What are these bugs coming out at night and why do they die so fast?
May 21, 2009 11:47 PM   Subscribe

What are these bugs coming out at night and why do they die so fast?

At night usually past 12PM, these bugs about 3-5 times the size of fruit flies come out of no where and start flying insanely, mostly gravitated towards my lamp. After a couple of minutes of this, I'll hear a plop and look at my desk to see them upside down as if they're struggling to survive or something, and then they die.

What are these bugs, why do I have them, and why are they dying so fast?
posted by rintako to Pets & Animals (8 answers total)
 
IANYI[nsectologist]. However, a tentative analysis tells me that they burn themselves on your lamp. The majority of flying insects gravitate towards lamps. The reflex seems to be 'where there's light, there's an escape'. Geez, even I would fly into a lamp if I was made buzzing about after 12PM.
I suppose we need a picture and a location to go any further on their usual daily rhythm and behavior pattern, though.
posted by Namlit at 11:57 PM on May 21, 2009


Escape doesn't enter into it. Nocturnal insects like moths have evolved to navigate by the moon, which is so far away that they can fly all night in one direction with the moon, say, on their right.
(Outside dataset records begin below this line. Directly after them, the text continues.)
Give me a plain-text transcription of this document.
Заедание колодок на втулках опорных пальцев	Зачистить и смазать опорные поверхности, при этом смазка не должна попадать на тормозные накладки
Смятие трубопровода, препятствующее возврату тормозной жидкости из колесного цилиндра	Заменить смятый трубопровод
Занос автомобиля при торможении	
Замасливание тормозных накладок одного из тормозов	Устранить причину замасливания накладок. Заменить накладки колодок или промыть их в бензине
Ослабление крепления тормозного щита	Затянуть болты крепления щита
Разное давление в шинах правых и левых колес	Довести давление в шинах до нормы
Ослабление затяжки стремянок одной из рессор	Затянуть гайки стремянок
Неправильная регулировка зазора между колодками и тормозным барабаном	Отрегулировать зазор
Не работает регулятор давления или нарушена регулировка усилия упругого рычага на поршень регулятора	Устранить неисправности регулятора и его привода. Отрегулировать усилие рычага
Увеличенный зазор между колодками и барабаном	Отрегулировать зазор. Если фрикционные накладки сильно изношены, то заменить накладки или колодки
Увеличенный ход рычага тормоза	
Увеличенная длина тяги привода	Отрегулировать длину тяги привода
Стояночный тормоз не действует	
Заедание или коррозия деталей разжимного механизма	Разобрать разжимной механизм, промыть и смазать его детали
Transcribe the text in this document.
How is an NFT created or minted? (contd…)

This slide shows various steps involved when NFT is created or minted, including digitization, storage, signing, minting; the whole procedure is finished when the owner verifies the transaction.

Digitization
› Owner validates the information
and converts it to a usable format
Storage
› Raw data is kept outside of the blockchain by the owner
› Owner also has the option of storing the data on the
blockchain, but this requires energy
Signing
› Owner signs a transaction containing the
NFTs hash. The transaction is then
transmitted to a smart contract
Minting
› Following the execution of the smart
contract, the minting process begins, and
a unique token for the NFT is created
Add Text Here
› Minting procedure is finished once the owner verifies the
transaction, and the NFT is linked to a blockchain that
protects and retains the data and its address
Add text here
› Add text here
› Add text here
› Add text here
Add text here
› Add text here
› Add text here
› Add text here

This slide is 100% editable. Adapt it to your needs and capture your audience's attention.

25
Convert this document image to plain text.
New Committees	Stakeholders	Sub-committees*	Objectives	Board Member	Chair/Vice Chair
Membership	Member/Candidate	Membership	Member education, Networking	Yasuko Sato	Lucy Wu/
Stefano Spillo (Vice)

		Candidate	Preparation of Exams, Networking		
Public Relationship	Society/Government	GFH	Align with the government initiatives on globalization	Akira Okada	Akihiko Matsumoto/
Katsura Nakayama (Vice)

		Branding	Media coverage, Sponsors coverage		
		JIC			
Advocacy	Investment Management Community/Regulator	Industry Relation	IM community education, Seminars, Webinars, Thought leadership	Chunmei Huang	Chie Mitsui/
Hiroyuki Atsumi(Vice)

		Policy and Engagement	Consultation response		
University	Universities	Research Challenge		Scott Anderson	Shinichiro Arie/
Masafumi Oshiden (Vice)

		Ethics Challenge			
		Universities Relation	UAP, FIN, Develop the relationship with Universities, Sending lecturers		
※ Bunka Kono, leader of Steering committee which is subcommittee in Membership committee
If they try that with light bulbs, they will sprial in and hit them. They die because they blind themselves, burn themselves, or hit themselves on your lamp.
posted by weapons-grade pandemonium at 12:11 AM on May 22, 2009


Escape doesn't enter into it. Nocturnal insects like moths have evolved to navigate by the moon
Thanks. I was wondering whether I was right here. The effect is the same, anyway, is what I meant.
posted by Namlit at 12:15 AM on May 22, 2009


June bugs? The activity you describe is pretty accurate for them, but they're a hell of a lot bigger than 3-5x a fruitfly.
posted by Thorzdad at 5:28 AM on May 22, 2009


I think the bugs the OP are referring to look like delicate black mosquitoes with feathery antennae. Some kind of fly, I guess- a thin-bodied, soft fly, with a narrow, straight body- not a big jucy bean-shaped body like most types of fly. Definitely NOT a moth (despite the fluffy antennae) or junebug (not crispy). My apartment is full of them, too, starting every April.
posted by pseudostrabismus at 7:22 AM on May 22, 2009


Best answer: If pseudostrabismus is right, they're non-biting midges.
posted by borkingchikapa at 10:13 PM on May 22, 2009


Borkingchikapa, that's EXACTLY what mine are- thanks!
posted by pseudostrabismus at 10:40 AM on May 23, 2009


Response by poster: those are what they look like, thanks, why are they ending up in my house and coming out of nowhere?